Under flooding stress, oxygen diffusion is severely hindered, making it difficult for normal aerobic respiration to occur (Ma et al., 2020). The lack of oxygen becomes lethal for rice survival. However, certain rice cultivars can successfully establish themselves under low or no oxygen conditions (Ray et al., 2016). There are variations among genotypes in terms of flooding tolerance, which suggests their potential for rice establishment during anaerobic stress. In this study, variations among genotypes in germination under submergence stress were observed, with some exhibiting very low survival rates while others showed high emergence. Different cultivars respond differently to oxygen deficits, with some unable to survive and others displaying varying degrees of tolerance (Angaji et al., 2010; Thapa et al., 2022). Moreover, all the traits assessed in this study were largely affected by floods compared to the control condition. Submerged seeds experienced delayed seedling emergence, which could be attributed to interference with metabolism under anaerobic stress, resulting in low energy production. Magneschi and Perata (2009) highlighted that only 2 ATP molecules are produced from 1 molecule of glucose under anaerobic conditions, while nearly 38 molecules of ATP are produced under normal conditions. With such limited energy supply to germinating seeds, even emergence is compromised. Similarly, under restricted oxygen conditions, the normal process of root respiration is altered, affecting nutrient uptake and seedling growth (Miro and Ismail, 2013). Hartman et al. (2020) also emphasized that low energy generation due to oxygen deficit during flooding stress leads to reduced crop survival and growth.

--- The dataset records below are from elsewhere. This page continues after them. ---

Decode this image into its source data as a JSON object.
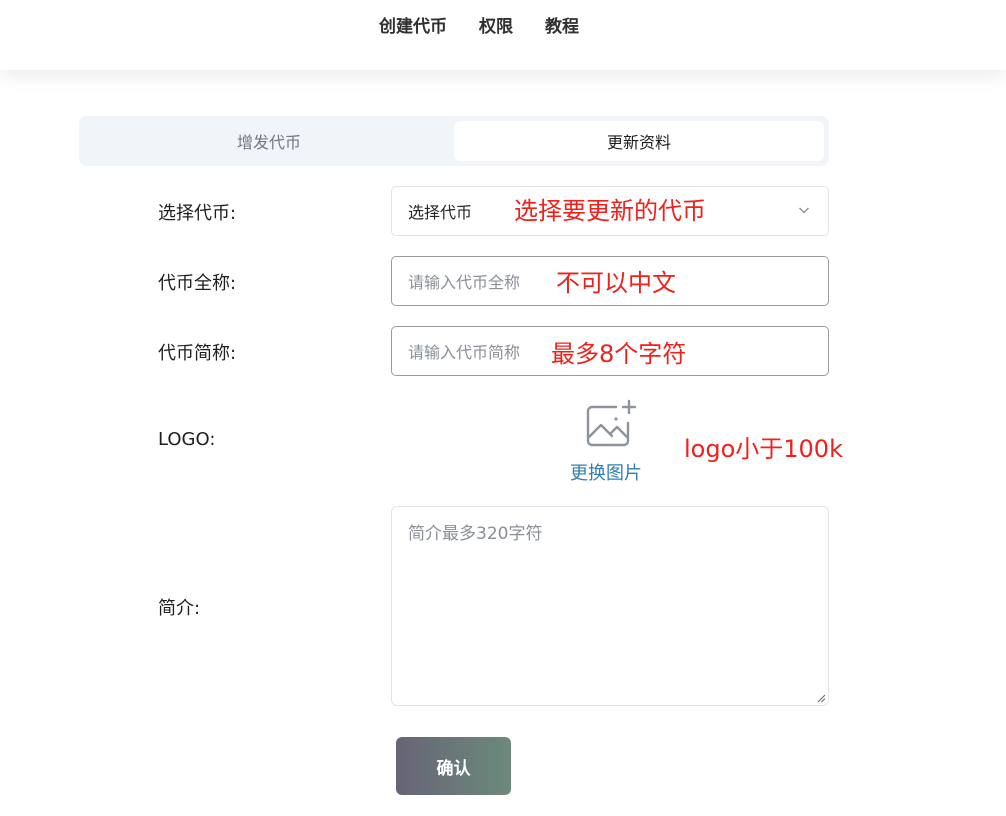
{
  "nav": {
    "items": [
      {
        "label": "创建代币"
      },
      {
        "label": "权限"
      },
      {
        "label": "教程"
      }
    ]
  },
  "tabs": [
    {
      "label": "增发代币",
      "active": false
    },
    {
      "label": "更新资料",
      "active": true
    }
  ],
  "form": {
    "token_select": {
      "label": "选择代币:",
      "value": "选择代币",
      "annotation": "选择要更新的代币",
      "icon": "chevron-down-icon"
    },
    "full_name": {
      "label": "代币全称:",
      "placeholder": "请输入代币全称",
      "annotation": "不可以中文"
    },
    "short_name": {
      "label": "代币简称:",
      "placeholder": "请输入代币简称",
      "annotation": "最多8个字符"
    },
    "logo": {
      "label": "LOGO:",
      "upload_label": "更换图片",
      "annotation": "logo小于100k",
      "icon": "image-add-icon"
    },
    "intro": {
      "label": "简介:",
      "placeholder": "简介最多320字符"
    },
    "confirm_label": "确认"
  },
  "colors": {
    "annotation": "#f0201a",
    "link": "#2f7fb0",
    "button_gradient_start": "#676476",
    "button_gradient_end": "#6c8a7b",
    "tab_bg": "#f1f4f8"
  }
}
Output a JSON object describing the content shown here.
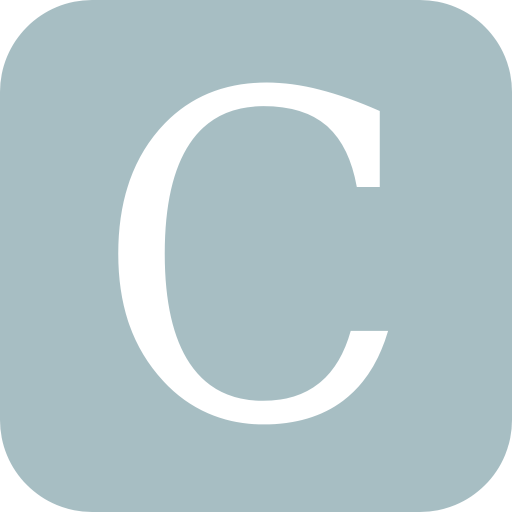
{
  "icon": {
    "letter": "C",
    "background_color": "#a7bec3",
    "letter_color": "#ffffff"
  }
}
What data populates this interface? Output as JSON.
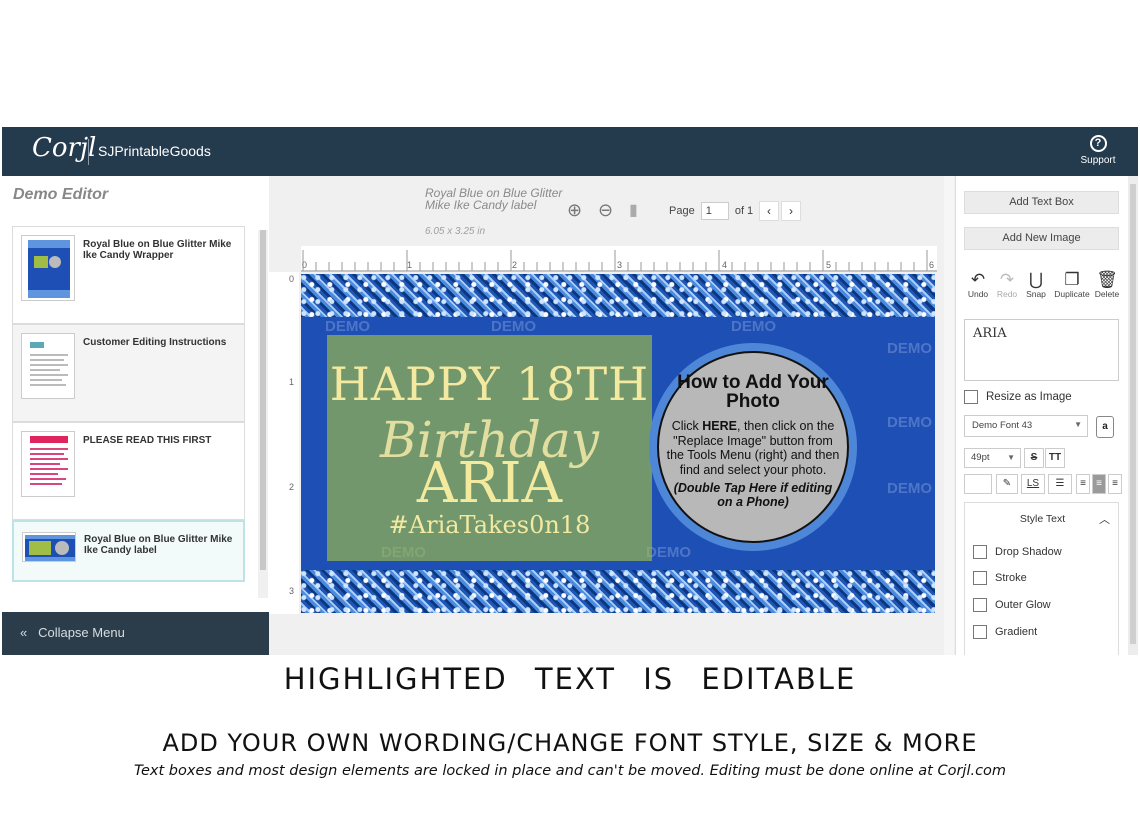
{
  "topbar": {
    "logo": "Corjl",
    "shop_name": "SJPrintableGoods",
    "support_label": "Support"
  },
  "left_panel": {
    "title": "Demo Editor",
    "templates": [
      {
        "name": "Royal Blue on Blue Glitter Mike Ike Candy Wrapper"
      },
      {
        "name": "Customer Editing Instructions"
      },
      {
        "name": "PLEASE READ THIS FIRST"
      },
      {
        "name": "Royal Blue on Blue Glitter Mike Ike Candy label"
      }
    ],
    "collapse_label": "Collapse Menu"
  },
  "toolbar": {
    "doc_name": "Royal Blue on Blue Glitter Mike Ike Candy label",
    "doc_size": "6.05 x 3.25 in",
    "page_label": "Page",
    "page_value": "1",
    "page_of": "of 1"
  },
  "ruler": {
    "top_numbers": [
      "0",
      "1",
      "2",
      "3",
      "4",
      "5",
      "6"
    ],
    "left_numbers": [
      "0",
      "1",
      "2",
      "3"
    ]
  },
  "canvas": {
    "line1": "HAPPY 18TH",
    "line2": "Birthday",
    "line3": "ARIA",
    "line4": "#AriaTakes0n18",
    "photo_title": "How to Add Your Photo",
    "photo_instructions_pre": "Click ",
    "photo_instructions_here": "HERE",
    "photo_instructions_post": ", then click on the \"Replace Image\" button from the Tools Menu (right) and then find and select your photo.",
    "photo_phone_note": "(Double Tap Here if editing on a Phone)",
    "watermark": "DEMO"
  },
  "right_panel": {
    "add_text_box": "Add Text Box",
    "add_new_image": "Add New Image",
    "tools": [
      {
        "label": "Undo",
        "icon": "↶"
      },
      {
        "label": "Redo",
        "icon": "↷"
      },
      {
        "label": "Snap",
        "icon": "⋃"
      },
      {
        "label": "Duplicate",
        "icon": "❐"
      },
      {
        "label": "Delete",
        "icon": "🗑"
      }
    ],
    "text_value": "ARIA",
    "resize_as_image": "Resize as Image",
    "font_name": "Demo Font 43",
    "font_size": "49pt",
    "style_text_header": "Style Text",
    "style_options": [
      "Drop Shadow",
      "Stroke",
      "Outer Glow",
      "Gradient"
    ]
  },
  "captions": {
    "highlighted": "HIGHLIGHTED TEXT IS EDITABLE",
    "add_wording": "ADD YOUR OWN WORDING/CHANGE FONT STYLE, SIZE & MORE",
    "note": "Text boxes and most design elements are locked in place and can't be moved. Editing must be done online at Corjl.com"
  },
  "colors": {
    "topbar": "#243a4d",
    "canvas_blue": "#1d4fb5",
    "highlight": "#a0be46",
    "gold_text": "#f4ea9e"
  }
}
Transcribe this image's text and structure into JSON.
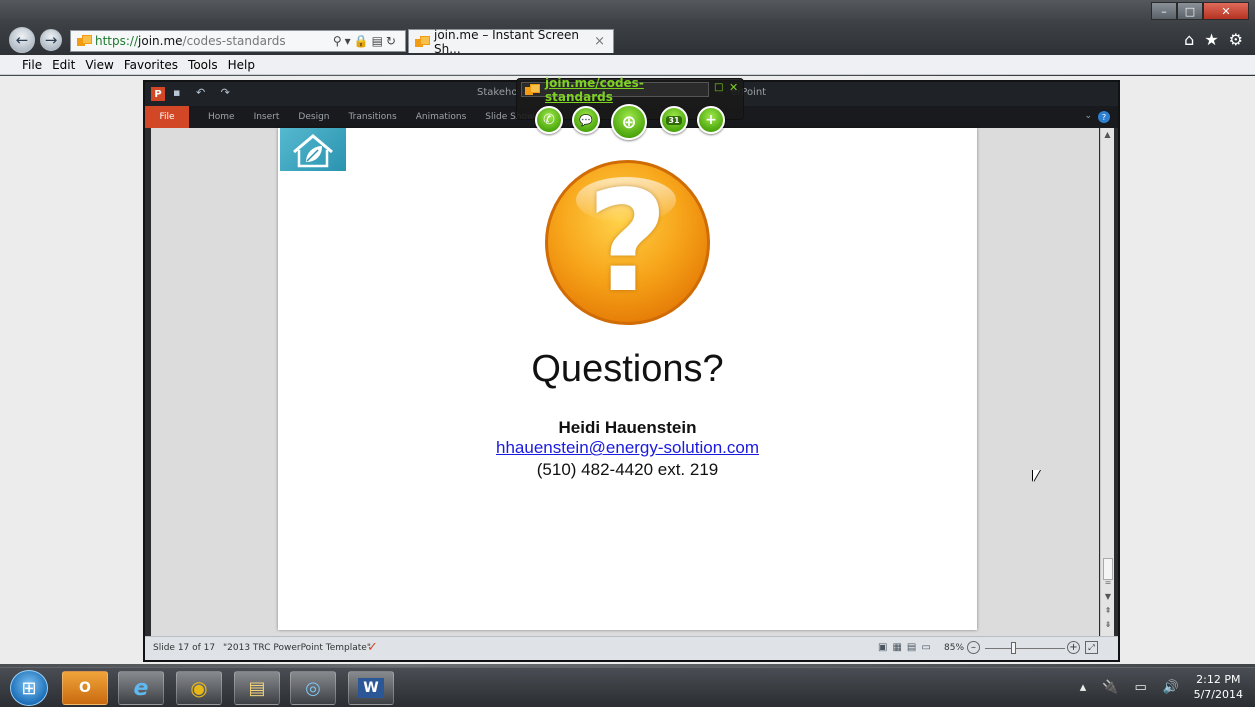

Tolerant cultivars are in high demand due to their ability to maintain high germination rates and successfully overcome stress (Chamara et al., 2018). It’s impressive that the observed variation in performance among the screened rice genotypes resulted in the identification of some outstanding cultivars. Among them, Wahiwahi, Tarabinzona, and Mpaka wa Bibi displayed vigorous seedling emergence. The known anaerobic stress-tolerant check, Ciherang Sub1 AG1 AG2 (Mondal et al., 2020), exhibited slightly lower germination rates than the three genotypes. Moreover, out of the ten genotypes identified as tolerant, five were landraces. These included Kubwa Jinga, Wahiwahi, Magongo ya Wayungu, Mpaka wa Bibi, and Kanamalia. Miro and Ismail (2013) found that landraces are better adapted to flooding stress compared to modern cultivars. Mohanapriya et al. (2022) observed robust crop establishment and vigor of traditional landraces under oxygen-limited conditions. Additionally, Barik et al. (2019) noted the great potential of utilizing landraces to adapt to anaerobic stress in direct-seeded rice. Therefore, the results of this study provide a breakthrough of great importance in advancing our understanding of anaerobic germination.